The main limitation of this study is the lack of information available to analyze. As previously discussed, few articles examined the impact of patient sex on outcomes after RCR, and when they did, the data were reported in a variety of ways that prevented all the studies that met inclusion and exclusion criteria from being included in the meta-analysis. Another limitation was the low level of evidence and the high risk of bias among the studies that were able to be included, with only 1 study having a level of evidence of 2. This is primarily because many of these studies were retrospective reviews or studies that lacked randomization and blinding, which are difficult to achieve in surgical studies.

Conclusion

The study findings indicated that female patients had lower postoperative Constant-Murley scores compared with male patients but that there was no difference in the retear rate.
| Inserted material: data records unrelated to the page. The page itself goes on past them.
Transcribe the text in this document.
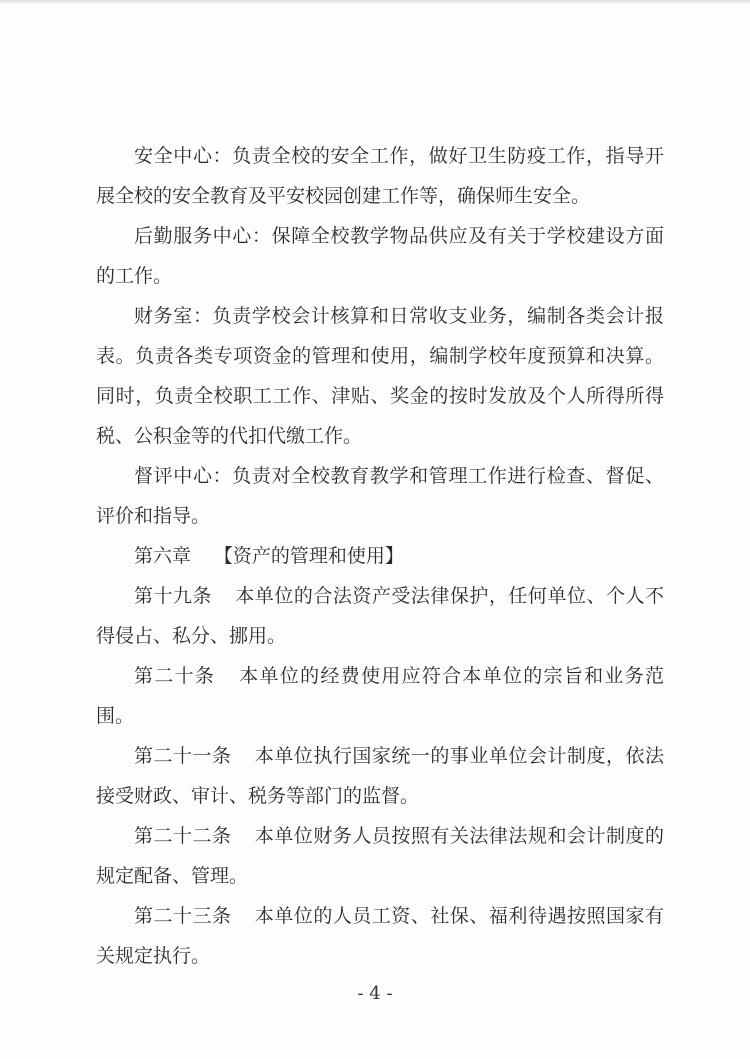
安全中心：负责全校的安全工作，做好卫生防疫工作，指导开展全校的安全教育及平安校园创建工作等，确保师生安全。

后勤服务中心：保障全校教学物品供应及有关于学校建设方面的工作。

财务室：负责学校会计核算和日常收支业务，编制各类会计报表。负责各类专项资金的管理和使用，编制学校年度预算和决算。同时，负责全校职工工作、津贴、奖金的按时发放及个人所得所得税、公积金等的代扣代缴工作。

督评中心：负责对全校教育教学和管理工作进行检查、督促、评价和指导。

第六章 【资产的管理和使用】

第十九条 本单位的合法资产受法律保护，任何单位、个人不得侵占、私分、挪用。

第二十条 本单位的经费使用应符合本单位的宗旨和业务范围。

第二十一条 本单位执行国家统一的事业单位会计制度，依法接受财政、审计、税务等部门的监督。

第二十二条 本单位财务人员按照有关法律法规和会计制度的规定配备、管理。

第二十三条 本单位的人员工资、社保、福利待遇按照国家有关规定执行。

- 4 -
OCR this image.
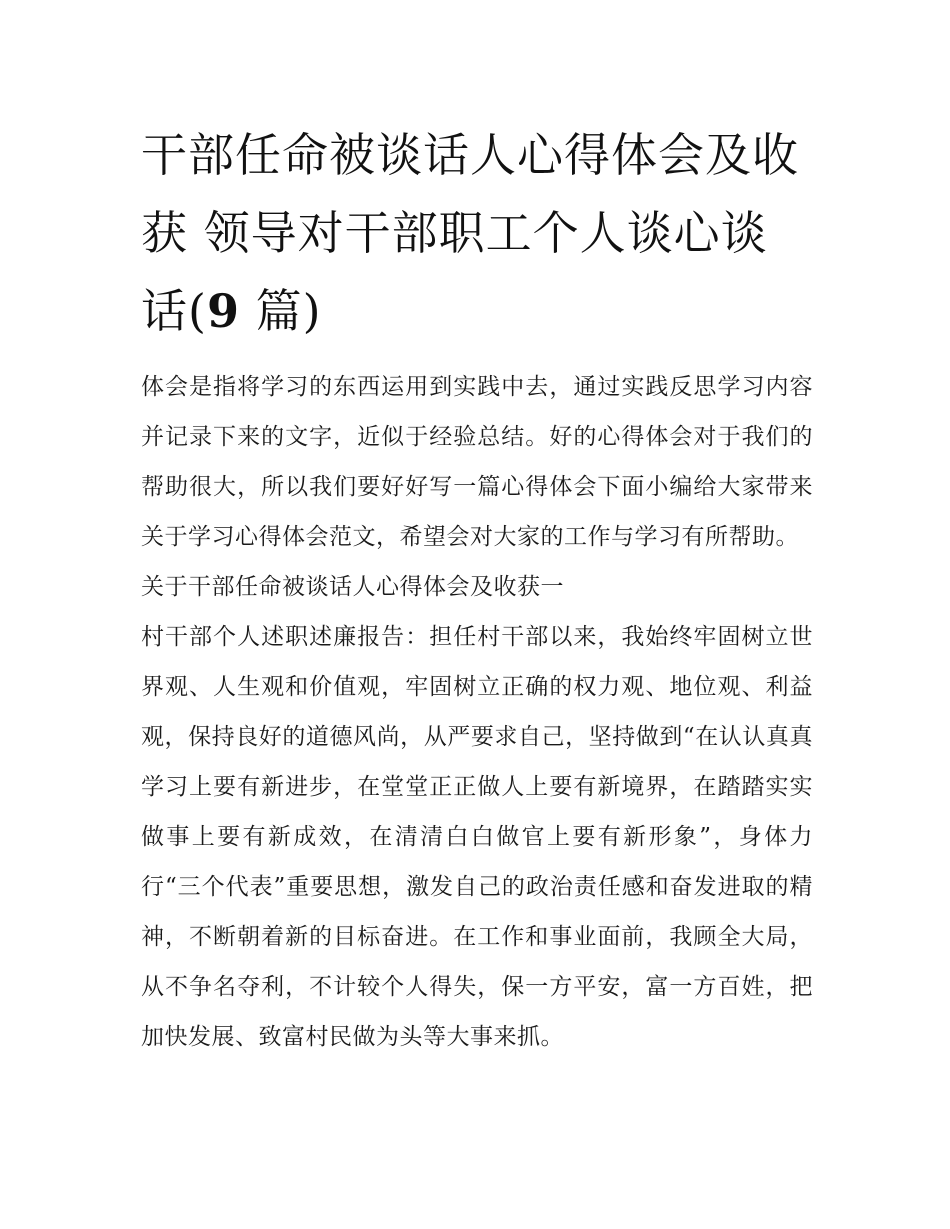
干部任命被谈话人心得体会及收获 领导对干部职工个人谈心谈话(9 篇)

体会是指将学习的东西运用到实践中去，通过实践反思学习内容并记录下来的文字，近似于经验总结。好的心得体会对于我们的帮助很大，所以我们要好好写一篇心得体会下面小编给大家带来关于学习心得体会范文，希望会对大家的工作与学习有所帮助。

关于干部任命被谈话人心得体会及收获一

村干部个人述职述廉报告：担任村干部以来，我始终牢固树立世界观、人生观和价值观，牢固树立正确的权力观、地位观、利益观，保持良好的道德风尚，从严要求自己，坚持做到“在认认真真学习上要有新进步，在堂堂正正做人上要有新境界，在踏踏实实做事上要有新成效，在清清白白做官上要有新形象”，身体力行“三个代表”重要思想，激发自己的政治责任感和奋发进取的精神，不断朝着新的目标奋进。在工作和事业面前，我顾全大局，从不争名夺利，不计较个人得失，保一方平安，富一方百姓，把加快发展、致富村民做为头等大事来抓。
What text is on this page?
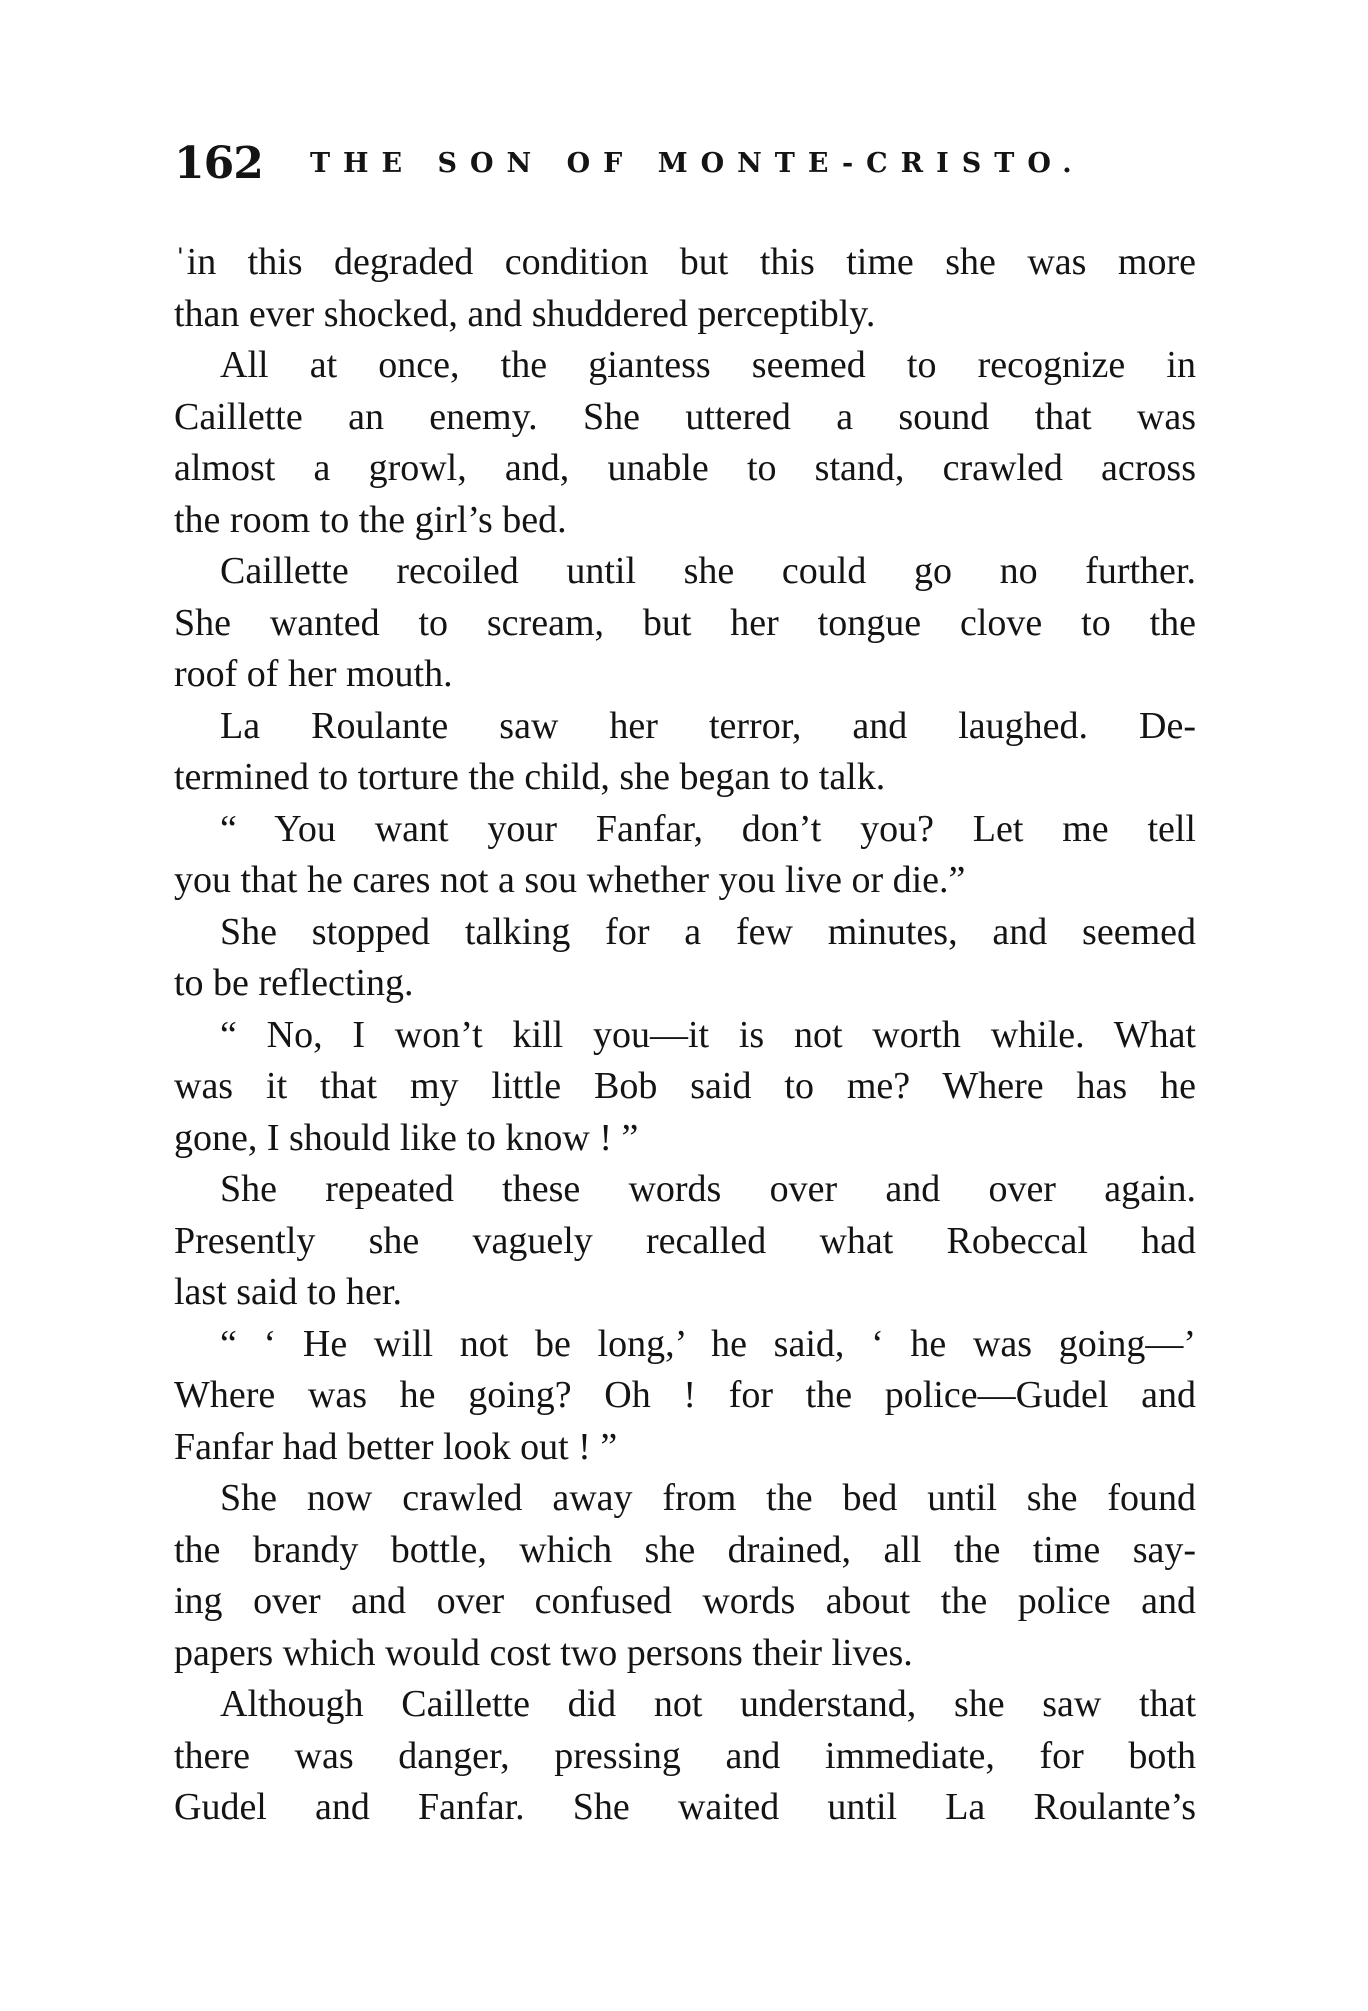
162 THE SON OF MONTE-CRISTO.
ˈin this degraded condition but this time she was more
than ever shocked, and shuddered perceptibly.
All at once, the giantess seemed to recognize in
Caillette an enemy. She uttered a sound that was
almost a growl, and, unable to stand, crawled across
the room to the girl’s bed.
Caillette recoiled until she could go no further.
She wanted to scream, but her tongue clove to the
roof of her mouth.
La Roulante saw her terror, and laughed. De-
termined to torture the child, she began to talk.
“ You want your Fanfar, don’t you? Let me tell
you that he cares not a sou whether you live or die.”
She stopped talking for a few minutes, and seemed
to be reflecting.
“ No, I won’t kill you—it is not worth while. What
was it that my little Bob said to me? Where has he
gone, I should like to know ! ”
She repeated these words over and over again.
Presently she vaguely recalled what Robeccal had
last said to her.
“ ‘ He will not be long,’ he said, ‘ he was going—’
Where was he going? Oh ! for the police—Gudel and
Fanfar had better look out ! ”
She now crawled away from the bed until she found
the brandy bottle, which she drained, all the time say-
ing over and over confused words about the police and
papers which would cost two persons their lives.
Although Caillette did not understand, she saw that
there was danger, pressing and immediate, for both
Gudel and Fanfar. She waited until La Roulante’s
However, these results were based on 11 of 9998 (0.11%) studies collected for a systematic review. The finding of a statistically significant difference in male and female postoperative Constant-Murley scores and the paucity of studies examining the impact of sex suggest that more research needs to be conducted in examining the impact of patient sex on outcomes after RCR and perhaps the development of outcome measures that take inherent sex-based differences into account.